Evaluating Timbre-Related Audio Descriptors Across Different Libraries and Multimodal Embeddings

* Presenting author
Day / Time: 18.03.2025, 15:20-16:00
Typ: Poster
Information: The posters will be exhibited in Hall E north from Tuesday to Thursday, sorted by thematic context in the poster island indicated in the session title. The poster session at the specified time offers the opportunity to enter into discussion with the authors.
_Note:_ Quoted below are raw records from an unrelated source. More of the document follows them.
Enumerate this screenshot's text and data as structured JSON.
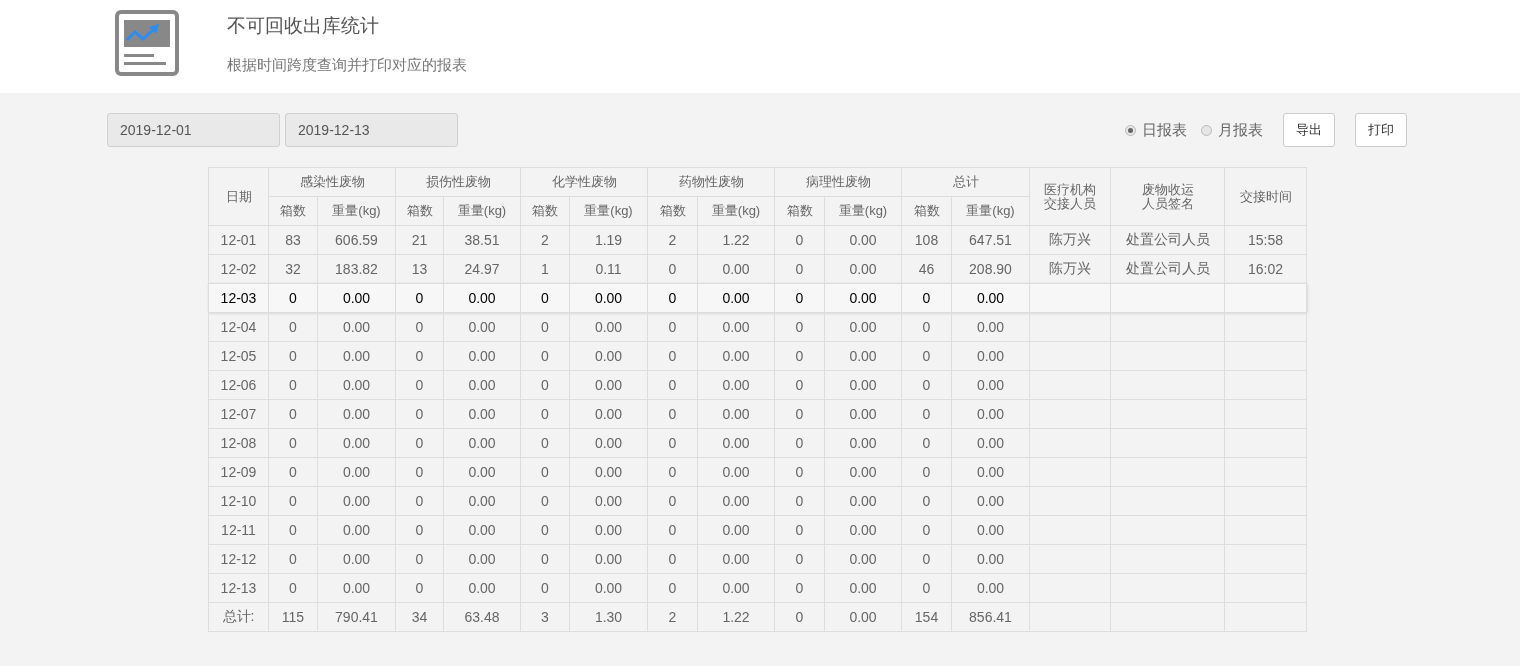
{
  "header": {
    "title": "不可回收出库统计",
    "subtitle": "根据时间跨度查询并打印对应的报表"
  },
  "filters": {
    "start_date": "2019-12-01",
    "end_date": "2019-12-13"
  },
  "report_types": [
    {
      "label": "日报表",
      "selected": true
    },
    {
      "label": "月报表",
      "selected": false
    }
  ],
  "buttons": [
    "导出",
    "打印"
  ],
  "table": {
    "date_header": "日期",
    "groups": [
      {
        "label": "感染性废物",
        "sub_columns": [
          "箱数",
          "重量(kg)"
        ]
      },
      {
        "label": "损伤性废物",
        "sub_columns": [
          "箱数",
          "重量(kg)"
        ]
      },
      {
        "label": "化学性废物",
        "sub_columns": [
          "箱数",
          "重量(kg)"
        ]
      },
      {
        "label": "药物性废物",
        "sub_columns": [
          "箱数",
          "重量(kg)"
        ]
      },
      {
        "label": "病理性废物",
        "sub_columns": [
          "箱数",
          "重量(kg)"
        ]
      },
      {
        "label": "总计",
        "sub_columns": [
          "箱数",
          "重量(kg)"
        ]
      }
    ],
    "extra_columns": [
      "医疗机构交接人员",
      "废物收运人员签名",
      "交接时间"
    ],
    "rows": [
      {
        "date": "12-01",
        "values": [
          "83",
          "606.59",
          "21",
          "38.51",
          "2",
          "1.19",
          "2",
          "1.22",
          "0",
          "0.00",
          "108",
          "647.51"
        ],
        "extra": [
          "陈万兴",
          "处置公司人员",
          "15:58"
        ],
        "highlighted": false
      },
      {
        "date": "12-02",
        "values": [
          "32",
          "183.82",
          "13",
          "24.97",
          "1",
          "0.11",
          "0",
          "0.00",
          "0",
          "0.00",
          "46",
          "208.90"
        ],
        "extra": [
          "陈万兴",
          "处置公司人员",
          "16:02"
        ],
        "highlighted": false
      },
      {
        "date": "12-03",
        "values": [
          "0",
          "0.00",
          "0",
          "0.00",
          "0",
          "0.00",
          "0",
          "0.00",
          "0",
          "0.00",
          "0",
          "0.00"
        ],
        "extra": [],
        "highlighted": true
      },
      {
        "date": "12-04",
        "values": [
          "0",
          "0.00",
          "0",
          "0.00",
          "0",
          "0.00",
          "0",
          "0.00",
          "0",
          "0.00",
          "0",
          "0.00"
        ],
        "extra": [],
        "highlighted": false
      },
      {
        "date": "12-05",
        "values": [
          "0",
          "0.00",
          "0",
          "0.00",
          "0",
          "0.00",
          "0",
          "0.00",
          "0",
          "0.00",
          "0",
          "0.00"
        ],
        "extra": [],
        "highlighted": false
      },
      {
        "date": "12-06",
        "values": [
          "0",
          "0.00",
          "0",
          "0.00",
          "0",
          "0.00",
          "0",
          "0.00",
          "0",
          "0.00",
          "0",
          "0.00"
        ],
        "extra": [],
        "highlighted": false
      },
      {
        "date": "12-07",
        "values": [
          "0",
          "0.00",
          "0",
          "0.00",
          "0",
          "0.00",
          "0",
          "0.00",
          "0",
          "0.00",
          "0",
          "0.00"
        ],
        "extra": [],
        "highlighted": false
      },
      {
        "date": "12-08",
        "values": [
          "0",
          "0.00",
          "0",
          "0.00",
          "0",
          "0.00",
          "0",
          "0.00",
          "0",
          "0.00",
          "0",
          "0.00"
        ],
        "extra": [],
        "highlighted": false
      },
      {
        "date": "12-09",
        "values": [
          "0",
          "0.00",
          "0",
          "0.00",
          "0",
          "0.00",
          "0",
          "0.00",
          "0",
          "0.00",
          "0",
          "0.00"
        ],
        "extra": [],
        "highlighted": false
      },
      {
        "date": "12-10",
        "values": [
          "0",
          "0.00",
          "0",
          "0.00",
          "0",
          "0.00",
          "0",
          "0.00",
          "0",
          "0.00",
          "0",
          "0.00"
        ],
        "extra": [],
        "highlighted": false
      },
      {
        "date": "12-11",
        "values": [
          "0",
          "0.00",
          "0",
          "0.00",
          "0",
          "0.00",
          "0",
          "0.00",
          "0",
          "0.00",
          "0",
          "0.00"
        ],
        "extra": [],
        "highlighted": false
      },
      {
        "date": "12-12",
        "values": [
          "0",
          "0.00",
          "0",
          "0.00",
          "0",
          "0.00",
          "0",
          "0.00",
          "0",
          "0.00",
          "0",
          "0.00"
        ],
        "extra": [],
        "highlighted": false
      },
      {
        "date": "12-13",
        "values": [
          "0",
          "0.00",
          "0",
          "0.00",
          "0",
          "0.00",
          "0",
          "0.00",
          "0",
          "0.00",
          "0",
          "0.00"
        ],
        "extra": [],
        "highlighted": false
      },
      {
        "date": "总计:",
        "values": [
          "115",
          "790.41",
          "34",
          "63.48",
          "3",
          "1.30",
          "2",
          "1.22",
          "0",
          "0.00",
          "154",
          "856.41"
        ],
        "extra": [],
        "highlighted": false
      }
    ]
  }
}
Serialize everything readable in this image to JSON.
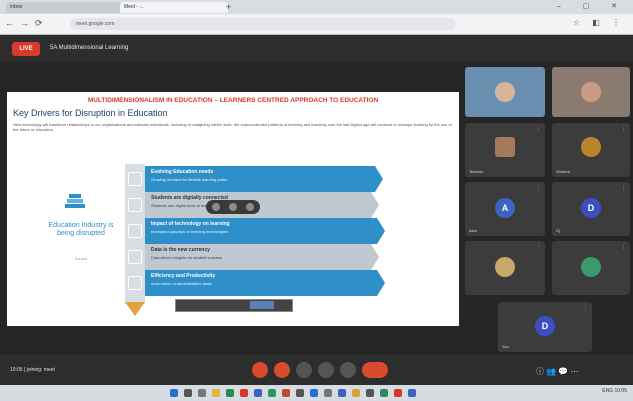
{
  "browser": {
    "tabs": [
      {
        "label": "Inbox"
      },
      {
        "label": "Meet - ..."
      }
    ],
    "new_tab": "+",
    "url": "meet.google.com",
    "window_controls": "– ▢ ✕"
  },
  "meeting": {
    "live_badge": "LIVE",
    "title": "5A Multidimensional Learning",
    "info": "10:05 | joining: meet"
  },
  "slide": {
    "banner": "MULTIDIMENSIONALISM IN EDUCATION – LEARNERS CENTRED APPROACH TO EDUCATION",
    "title": "Key Drivers for Disruption in Education",
    "description": "New technology will transform relationships in our organisations and educate individuals, including re-imagining earlier work; the unprecedented patterns of learning and teaching over the last Digital age will continue to reshape learning by the use of the future of education.",
    "left_caption": "Education Industry is being disrupted",
    "left_sub": "Source",
    "bands": [
      {
        "title": "Evolving Education needs",
        "text": "Growing demand for flexible learning paths",
        "color": "#2e8fc9"
      },
      {
        "title": "Students are digitally connected",
        "text": "Students use digital tools to learn across platforms",
        "color": "#bfc7cf"
      },
      {
        "title": "Impact of technology on learning",
        "text": "Increased adoption of learning technologies",
        "color": "#2e8fc9"
      },
      {
        "title": "Data is the new currency",
        "text": "Data-driven insights for student success",
        "color": "#bfc7cf"
      },
      {
        "title": "Efficiency and Productivity",
        "text": "Automation of administrative tasks",
        "color": "#2e8fc9"
      }
    ]
  },
  "participants": [
    {
      "name": "",
      "initial": "",
      "avatar_color": "#d7b59a"
    },
    {
      "name": "",
      "initial": "",
      "avatar_color": "#c99a86"
    },
    {
      "name": "Teacher",
      "initial": "",
      "avatar_color": "#a57a5a"
    },
    {
      "name": "Student",
      "initial": "",
      "avatar_color": "#b8862a"
    },
    {
      "name": "Alan",
      "initial": "A",
      "avatar_color": "#3b64c2"
    },
    {
      "name": "Dj",
      "initial": "D",
      "avatar_color": "#3b4fc2"
    },
    {
      "name": "",
      "initial": "",
      "avatar_color": "#c9a86a"
    },
    {
      "name": "",
      "initial": "",
      "avatar_color": "#3a9a6a"
    },
    {
      "name": "You",
      "initial": "D",
      "avatar_color": "#3b4fc2"
    }
  ],
  "controls": {
    "right_icons": "ⓘ  👥  💬  ⋯"
  },
  "taskbar": {
    "tray": "ENG  10:05"
  }
}
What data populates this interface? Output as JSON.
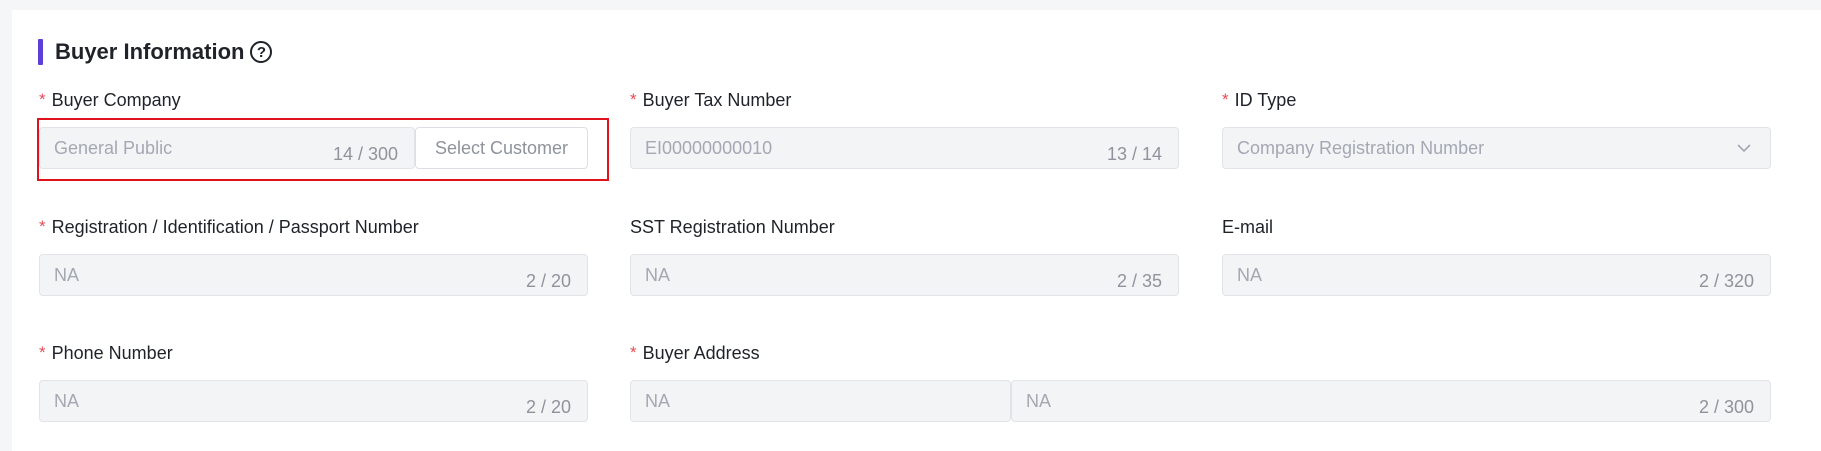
{
  "section": {
    "title": "Buyer Information",
    "help_icon": "question-circle-icon"
  },
  "colors": {
    "accent": "#5b3fd6",
    "required": "#e34d59",
    "highlight": "#e0131d"
  },
  "fields": {
    "buyer_company": {
      "label": "Buyer Company",
      "required": true,
      "placeholder": "General Public",
      "count": "14 / 300",
      "button": "Select Customer"
    },
    "buyer_tax_number": {
      "label": "Buyer Tax Number",
      "required": true,
      "value": "EI00000000010",
      "count": "13 / 14"
    },
    "id_type": {
      "label": "ID Type",
      "required": true,
      "value": "Company Registration Number",
      "icon": "chevron-down-icon"
    },
    "registration_number": {
      "label": "Registration / Identification / Passport Number",
      "required": true,
      "value": "NA",
      "count": "2 / 20"
    },
    "sst_number": {
      "label": "SST Registration Number",
      "required": false,
      "value": "NA",
      "count": "2 / 35"
    },
    "email": {
      "label": "E-mail",
      "required": false,
      "value": "NA",
      "count": "2 / 320"
    },
    "phone": {
      "label": "Phone Number",
      "required": true,
      "value": "NA",
      "count": "2 / 20"
    },
    "buyer_address": {
      "label": "Buyer Address",
      "required": true,
      "value_short": "NA",
      "value_long": "NA",
      "count": "2 / 300"
    }
  },
  "required_mark": "*"
}
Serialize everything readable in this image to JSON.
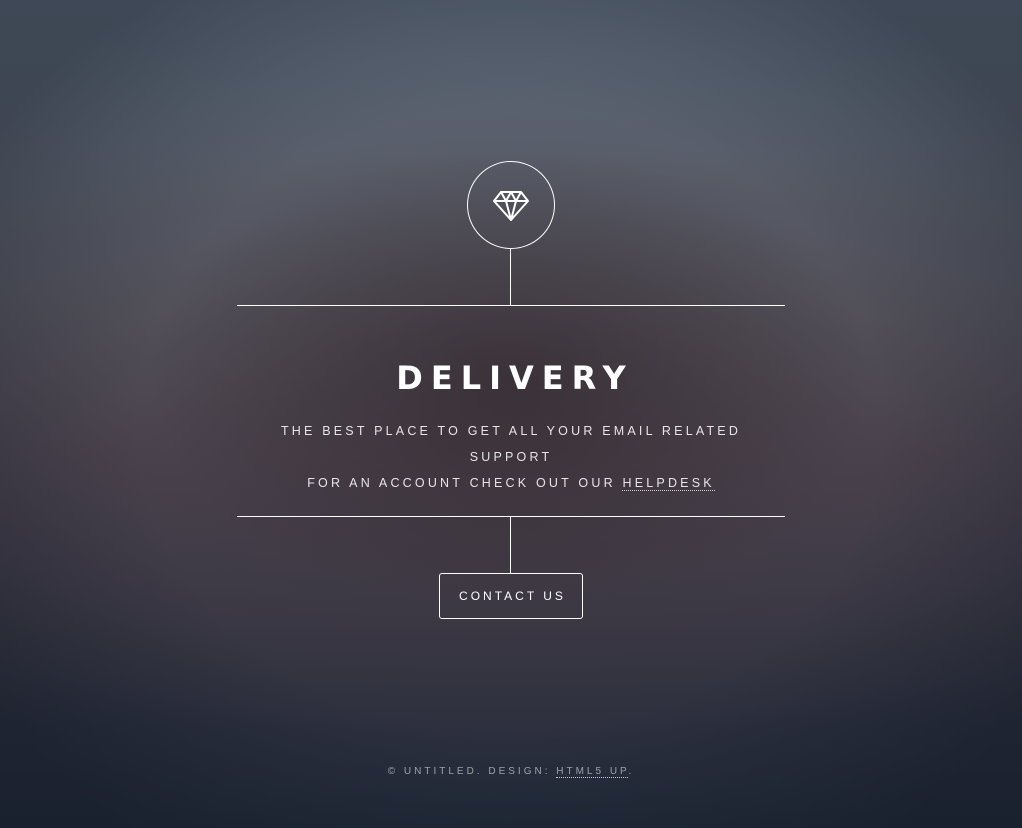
{
  "header": {
    "logo_icon": "diamond-icon",
    "title": "DELIVERY",
    "description_line1": "THE BEST PLACE TO GET ALL YOUR EMAIL RELATED SUPPORT",
    "description_line2_prefix": "FOR AN ACCOUNT CHECK OUT OUR ",
    "helpdesk_link": "HELPDESK"
  },
  "actions": {
    "contact_label": "CONTACT US"
  },
  "footer": {
    "copyright_prefix": "© UNTITLED. DESIGN: ",
    "design_link": "HTML5 UP",
    "suffix": "."
  },
  "colors": {
    "foreground": "#ffffff",
    "background_top": "#5a6676",
    "background_bottom": "#222b3a"
  }
}
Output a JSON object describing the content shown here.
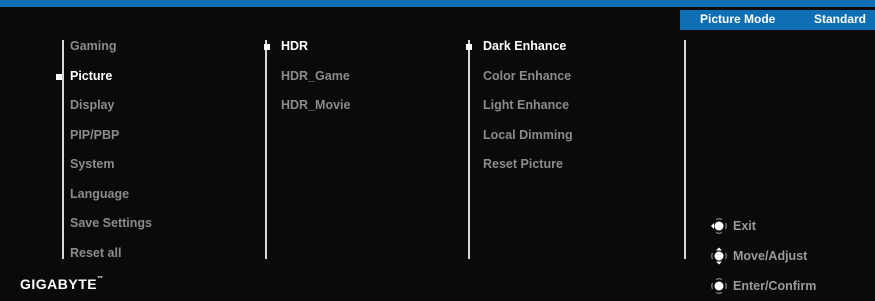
{
  "header": {
    "mode_label": "Picture Mode",
    "mode_value": "Standard"
  },
  "menu": {
    "level1": [
      "Gaming",
      "Picture",
      "Display",
      "PIP/PBP",
      "System",
      "Language",
      "Save Settings",
      "Reset all"
    ],
    "level1_active": "Picture",
    "level2": [
      "HDR",
      "HDR_Game",
      "HDR_Movie"
    ],
    "level2_active": "HDR",
    "level3": [
      "Dark Enhance",
      "Color Enhance",
      "Light Enhance",
      "Local Dimming",
      "Reset Picture"
    ],
    "level3_active": "Dark Enhance"
  },
  "brand": {
    "logo": "GIGABYTE",
    "trademark": "™"
  },
  "hints": [
    {
      "icon": "joystick-left-icon",
      "label": "Exit"
    },
    {
      "icon": "joystick-updown-icon",
      "label": "Move/Adjust"
    },
    {
      "icon": "joystick-press-icon",
      "label": "Enter/Confirm"
    }
  ],
  "colors": {
    "accent": "#0f6fb5",
    "active_text": "#ffffff",
    "inactive_text": "#8b8b8b"
  }
}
Abstract: Timbre-related audio descriptors are widely used to study the relationship between perceptual phenomena and their physical correlates in the signal. While some links, such as timbral brightness and spectral centroid, are well-established, the effectiveness of different descriptors for predicting timbre dimensions depends on implementation and parameter choices.Ratings were collected for 20 different instruments (Vienna Symphonic Library) played on the same pitch (E4) as well as at different typical pitch ranges (40 stimuli total). Thirty-one participants rated each stimulus on “brightness,” “roughness,” and “percussiveness” using sliders. These ratings were compared to audio features extracted via Librosa, Essentia, Praat, MIRtoolbox, and AudioCommons Timbral Models, mostly using default parameters suggested by the libraries. Additionally, human ratings were explored in relation to multimodal (audio-text) embeddings based on LAION-CLAP (Wu et al., 2023).While “brightness” ratings correlated primarily with F0 when comparing across different pitches, several sharpness models and spectral centroid were observed to be the most suitable descriptors across both conditions. “Roughness” was best predicted by the 'Vassilakis' model (MIRtoolbox) in the current experiment, and “percussiveness” correlated well with loudness differences between percussive and harmonic components after separation via median filtering. The explored multimodal embedding models showed only partial alignment with human ratings.